While Maine allows parents to obtain non-medical exemptions on philosophic and religious grounds, almost all of the opt-outs in Maine are for philosophic reasons, according to the Maine Center for Disease Control data.

Rep. Richard Malaby, R-Hancock, said he’s against Sanborn’s bill, L.D. 471, and in favor of parental choice, although he had his own children vaccinated.

“I’m all for informed consent, but I don’t think it’s an appropriate role for the state to script this conversation,” Malaby said.

Dr. Dora Anne Mills, a former Maine CDC director and the vice president of clinical affairs at the University of New England, compared vaccines to the debate over second-hand smoke. It took several sessions before lawmakers agreed to ban smoking in indoor public places in separate laws approved in the mid- to late-2000s. While Mills said there always will be a minority who are skeptical of vaccine safety, or who falsely believe debunked claims that vaccines cause autism, general awareness that unvaccinated students pose a public health risk will help the bill become law, if not this year than in the near future.

“The culture has to change, where it’s no longer socially acceptable to send an unvaccinated child to school,” Mills said.

Scientific research overwhelmingly supports that vaccines work, and that immunization rates need to be as high as possible to reach “herd immunity,” which protects those who are not old enough to be vaccinated or those who are immune-compromised from an illness, such as leukemia. Herd immunity starts waning for some diseases when less than 95 percent of the population is vaccinated.
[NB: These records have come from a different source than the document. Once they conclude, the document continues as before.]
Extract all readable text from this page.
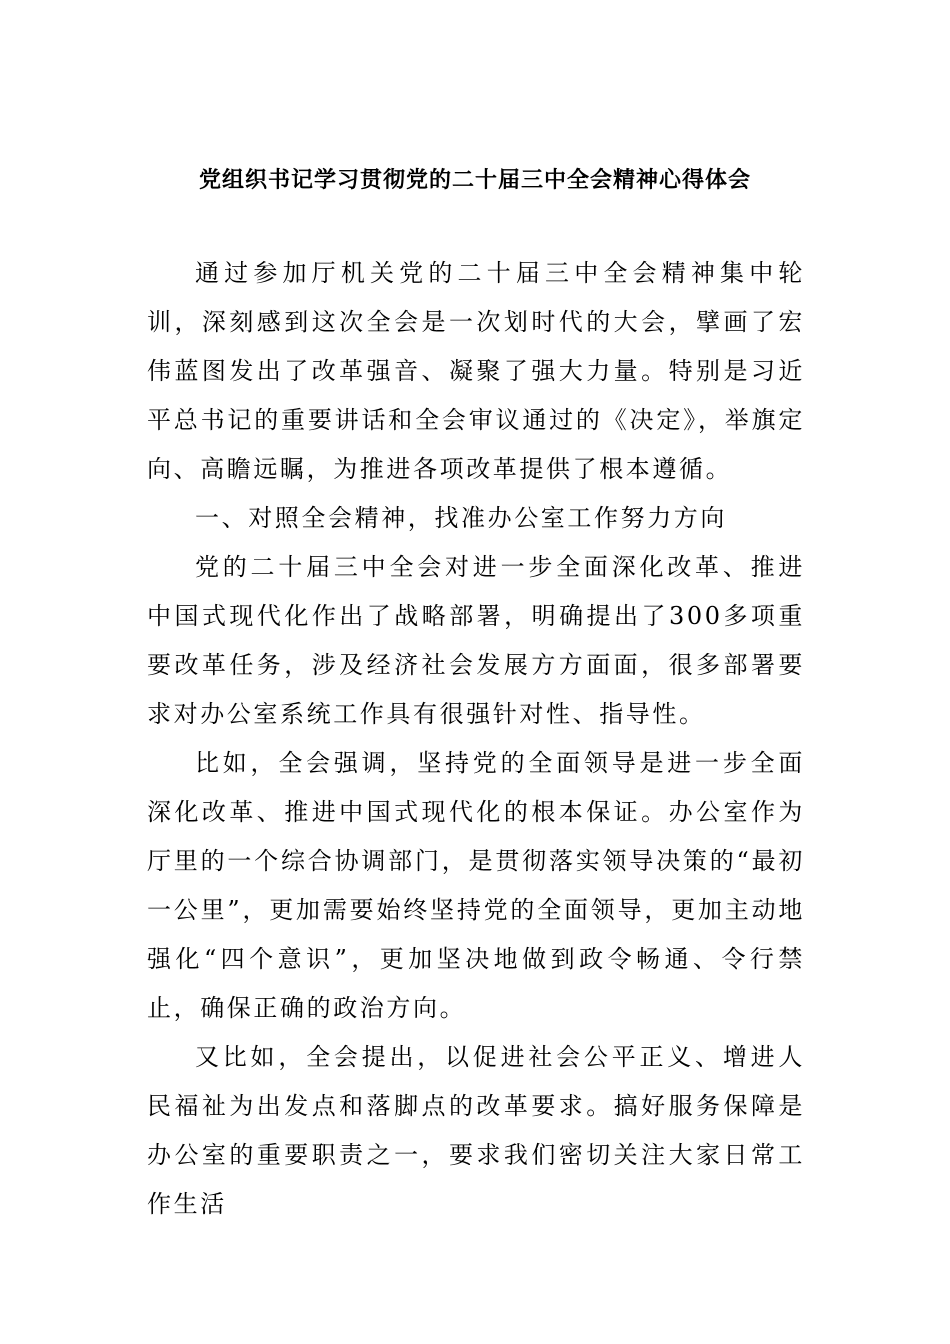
党组织书记学习贯彻党的二十届三中全会精神心得体会

通过参加厅机关党的二十届三中全会精神集中轮训，深刻感到这次全会是一次划时代的大会，擘画了宏伟蓝图发出了改革强音、凝聚了强大力量。特别是习近平总书记的重要讲话和全会审议通过的《决定》，举旗定向、高瞻远瞩，为推进各项改革提供了根本遵循。

一、对照全会精神，找准办公室工作努力方向

党的二十届三中全会对进一步全面深化改革、推进中国式现代化作出了战略部署，明确提出了300多项重要改革任务，涉及经济社会发展方方面面，很多部署要求对办公室系统工作具有很强针对性、指导性。

比如，全会强调，坚持党的全面领导是进一步全面深化改革、推进中国式现代化的根本保证。办公室作为厅里的一个综合协调部门，是贯彻落实领导决策的“最初一公里”，更加需要始终坚持党的全面领导，更加主动地强化“四个意识”，更加坚决地做到政令畅通、令行禁止，确保正确的政治方向。

又比如，全会提出，以促进社会公平正义、增进人民福祉为出发点和落脚点的改革要求。搞好服务保障是办公室的重要职责之一，要求我们密切关注大家日常工作生活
Several states have tightened vaccination requirements in recent years, and a measles outbreak that originated at Disneyland in California this winter put a spotlight on areas with low childhood vaccination rates.

California and Vermont are poised to eliminate philosophic exemptions, with governors in both states indicating they would sign bills making their way through state legislatures. In Vermont, Democratic Vermont Gov. Peter Shumlin reversed his stance from 2012, when he vetoed a similar bill.